ROANOKE TIMES

                         Roanoke Times
                 Copyright (c) 1995, Landmark Communications, Inc.

DATE: WEDNESDAY, February 12, 1992                   TAG: 9202120343
SECTION: EDITORIAL                    PAGE: A11   EDITION: METRO 
SOURCE: By JEAN ANN FOX
DATELINE:                                 LENGTH: Medium


MONOPOLIES

THE CABLE television industry enjoys a unique position in American business: It is an unregulated monopoly. Unlike existing utility monopolies - such as electric, gas and phone service - most cable television stations are free from competition and free to set their own rates because they are not subject to government regulation.

It hasn't always been this way. The cable television industry was deregulated five years ago. Since then, the cable television industry has earned record profits. In the first four years following deregulation, cable rates increased an average of 56 percent across the country.

Competition helps keep rates down, but the majority of cable television stations function in non-competitive markets. In areas where cable is subject to even the slightest competitive pressures, basic rates are more than $3 per month lower than in communities with one unregulated cable system.

Steps must be taken to protect consumers from unfair practices in the cable television industry. The U.S. Senate recently approved the Cable Television Consumer Protection Act, a pro-consumer bill that would cap cable TV rates and revise the rules that favor cable television over traditional over-the-air broadcasting. It now goes to the House of Representatives.

This much-needed bill will put an end to escalating rates by giving the Federal Communications Commission the ability to control basic cable rates for areas without effective competition. The Consumer Federation of America estimates the legislation could drive cable rates down by about $6 billion a year by eliminating monopolistic pricing.
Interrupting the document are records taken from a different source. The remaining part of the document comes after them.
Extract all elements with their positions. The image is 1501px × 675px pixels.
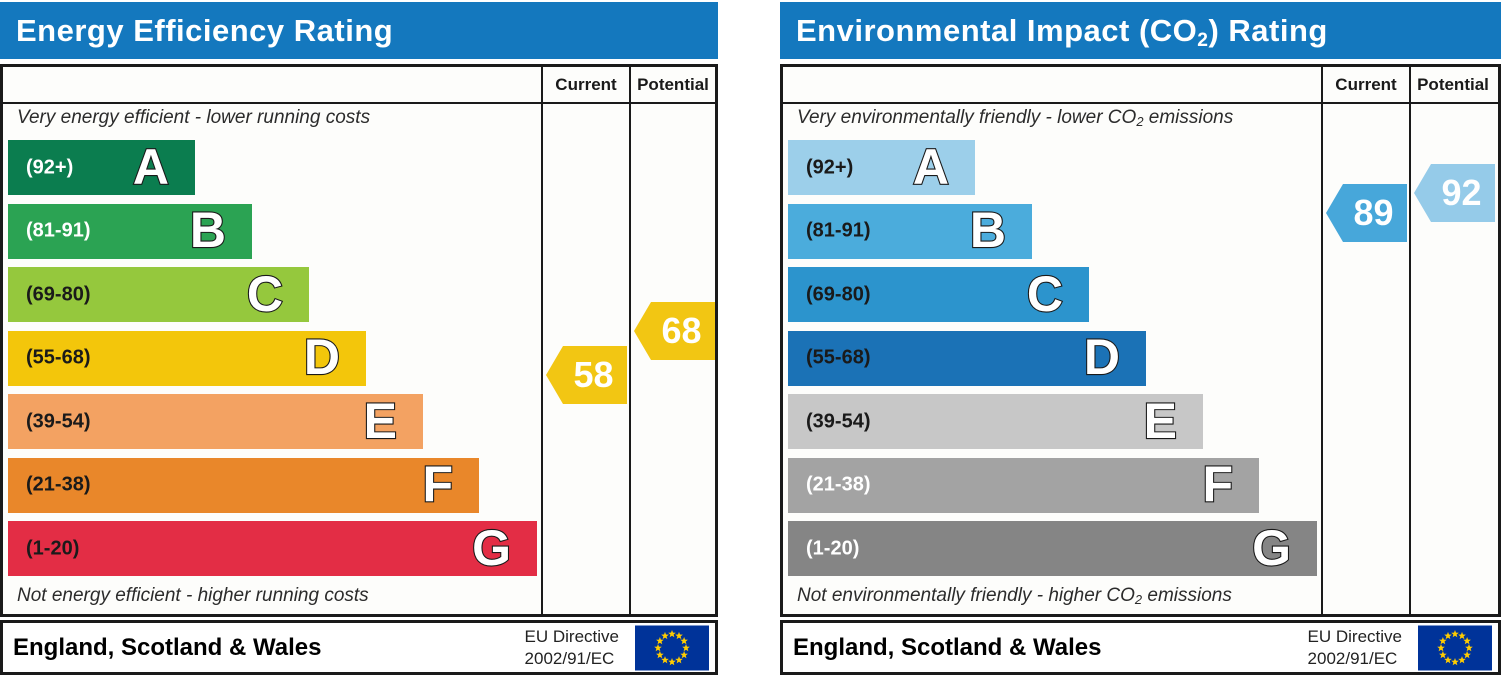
band-letter: G [471,519,512,576]
band-letter: C [1026,265,1064,322]
region-label: England, Scotland & Wales [13,633,322,661]
panel-title-bar: Energy Efficiency Rating [0,2,718,59]
rating-band: (55-68) D [8,329,366,386]
potential-column-header: Potential [637,74,709,94]
panel-footer: England, Scotland & Wales EU Directive 2… [780,620,1501,675]
rating-band: (92+) A [788,140,975,195]
eu-directive-label: EU Directive 2002/91/EC [1308,625,1402,669]
panel-title: Environmental Impact (CO2) Rating [796,12,1328,51]
band-letter: D [303,329,341,385]
arrow-value: 68 [661,310,702,351]
band-range-label: (92+) [26,156,74,178]
column-divider [541,67,543,614]
band-range-label: (92+) [806,156,854,178]
arrow-value: 92 [1441,172,1482,213]
potential-score-arrow: 92 [1414,164,1495,222]
rating-band: (69-80) C [8,267,309,322]
rating-band: (92+) A [8,140,195,195]
current-score-arrow: 89 [1326,184,1407,242]
band-range-label: (21-38) [26,473,91,496]
band-range-label: (55-68) [806,346,871,369]
environmental-impact-rating-panel: Environmental Impact (CO2) Rating Curren… [780,0,1501,675]
band-range-label: (21-38) [806,473,871,496]
band-letter: D [1083,329,1121,385]
panel-title: Energy Efficiency Rating [16,12,394,48]
rating-chart: Current Potential Very environmentally f… [780,64,1501,617]
panel-title-bar: Environmental Impact (CO2) Rating [780,2,1501,59]
eu-directive-label: EU Directive 2002/91/EC [525,625,619,669]
band-letter: A [912,138,950,195]
band-letter: A [132,138,170,195]
energy-efficiency-rating-panel: Energy Efficiency Rating Current Potenti… [0,0,718,675]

The $18-billion cable industry doesn't seem to feel threatened by the prospect of congressional action. Despite the prospect of regulation, the cable companies have continued to raise their rates. According to the Department of Commerce, cable rates jumped 9.7 percent last year - an amount equal to three times the rate of inflation.

Just last month, Cox Cable in Roanoke imposed a 9 percent rate increase for limited basic and a 9 percent increase for expanded basic cable service.

All across Virginia cable rates have risen faster than inflation. Customers of Media General Cable in Fairfax pay rates 128 percent higher than before deregulation. Consumers of Lynchburg Cablevision pay 122 percent more than they did in 1986. Richmond subscribers now pay about $18.43 for expanded cable TV service, compared with just $9.50 in 1986. That 94 percent increase is more than four times the rate of inflation.

Cable television's unchecked power has also limited the quality of programming available to viewers who cannot afford or do not get cable. As cable stations have taken a larger share of the TV industry's overall revenue, they have begun to outbid broadcasters for exclusive rights to television programs that all consumers are accustomed to watching on free television.

The Cable Television Consumer Protection Act is one of the most important consumer protection bills to come before Congress this year. It will help restore balance to an industry that has taken advantage of viewers in Virginia and across the country. Senate Bill 12 will give public officials the authority to cap cable rates in localities where no competition exists.

Virginia's U.S. representatives can promote effective competition and help stop the monopolistic practices of cable operators by voting in favor of the Cable Television Consumer Protection Act.

Virginia television viewers need their help.